Tjehanga villagers team up to construct community dam

In a massive show of unity of purpose including an effort to solve perennial water woes for livestock and humans, villagers from Tjehanga area in Bulilima, Plumtree District, successfully teamed up to construct a dam without donor funding or government assistance.

The community has been contributing R100 per homestead for almost a year since 2020, targeting to raise about R150 000 needed to hire an earth moving truck.

The earth moving truck company had charged a dry rate of close to R1 000 per hour to reconstruct Mpangana Dam.

Villagers said last constructed by the colonial government about 60 years ago, Mpangana Dam accumulated silt and debris over time and eventually filled up with mud in 1990 due to lack of de-silting measures.

The mud-filled dam also become a death trap for cattle and donkeys that would be stuck in the mud whilst seeking water.

An estimated 20 to 30 cattle in the area would also die annually from getting stuck in the mud, depriving families who mostly thrive on subsistence farming, of draught-power and wealth.
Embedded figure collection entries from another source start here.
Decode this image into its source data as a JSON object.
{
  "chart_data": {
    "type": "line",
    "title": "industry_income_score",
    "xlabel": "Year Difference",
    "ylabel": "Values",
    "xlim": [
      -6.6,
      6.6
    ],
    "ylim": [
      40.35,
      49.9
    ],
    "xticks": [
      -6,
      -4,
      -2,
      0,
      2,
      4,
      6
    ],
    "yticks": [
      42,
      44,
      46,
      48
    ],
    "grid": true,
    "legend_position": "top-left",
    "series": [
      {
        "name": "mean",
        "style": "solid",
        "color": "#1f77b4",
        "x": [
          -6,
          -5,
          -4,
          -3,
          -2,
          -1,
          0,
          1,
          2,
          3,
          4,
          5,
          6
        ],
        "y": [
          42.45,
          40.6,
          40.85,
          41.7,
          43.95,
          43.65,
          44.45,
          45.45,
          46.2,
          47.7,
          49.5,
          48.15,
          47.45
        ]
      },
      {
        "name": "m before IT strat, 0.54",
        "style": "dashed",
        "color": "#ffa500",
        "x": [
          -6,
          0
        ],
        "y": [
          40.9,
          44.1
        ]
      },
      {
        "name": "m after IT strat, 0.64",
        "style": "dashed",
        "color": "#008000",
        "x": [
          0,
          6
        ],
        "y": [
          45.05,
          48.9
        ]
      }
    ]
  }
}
“The community that surrounds and uses Mpangana Dam had a meeting in August 2019 to discuss shortages of water in our community. The previous dam constructed 60 years ago by the colonial government became shallow as it was never maintained,” said Shepered Ngwenya, one of the community members who spearheaded the dam construction.

“Every rainy year, Tjontala river flowed into the dam bringing with it a layer of rubbish, soil, and mud that was filling up the dam. We ended up having a depleted dam in 1990, which would run dry by mid-June or early July and was unable to last villagers from the rainy season to the next.”

Ngwenya says the process of securing water for their livestock had become time consuming and difficult such that they could not manage to fulfill daily obligations, leading to stock loss and death to thirst.

“It is tough because you cannot do this every day. Some of us are a bit far from the boreholes and one can’t use wheelbarrows to ferry water, our soils are sandy and paths have gullies. Most boreholes in the area are very heavy for one person to pump alone and fill up a 20 litre bucket,” he said.”

“As villagers we discussed our plight and decided that we need to construct a dam. It was agreed that everyone in the diaspora had to work on contributing R1 200 per individual for a year, from September 2020 to September 2021, which was R100 per month. All homesteads from Tjehanga especially Tjontala and Tjaheta villages that benefit from Mpangana dam for water purposes were to contribute a compulsory R250 once off payment.

“Our target was to raise not less than R150 000 for us to have a better dam that can last another 50 years and by September 2021 about 60 percent payments due had been made but that could not deter us from constructing the dam,” Ngwenya noted.

Before the dam construction, life had not been easy for the villagers, who had to drive their cattle and donkeys for a tiring 30 kilometre to and from trip daily to seek drinking water at the neighboring Ngwana and Nyele dams.

The distance factor also negatively affected livestock growth, which would ‘obviously’ be thirsty again by the time they arrive back at Tjehanga at sunset only to be shut in kraals for the night.

That is if the cattle made it back without being lost along the way.

Movement of livestock from one village to another in search of water also created tensions among villagers, as there were complaints of overgrazing in areas along the paths to the neighbouring dams.

Villagers also faced a daunting task of hand pumping water into dishes and troughs for smaller livestock, goats, sheep, calves and sick or pregnant cows that would not be let to travel the long distance for the obvious reason of fatigue and scorching hot weather in summer.

With most boreholes in the area not functioning or with low water yields per minute, long queues for the precious liquid for portable use and livestock were prevalent at these community shared boreholes.

The construction of the dam, estimated to benefit about 500 homesteads and about 40 000 livestock from Tjehanga, Tjaheta, Tjonkala, Nyele and Ngwana, was completed after a week’s work, without government or donor funding but sacrifice by community members.

The community now awaits for the rains to fill-up the dam this season.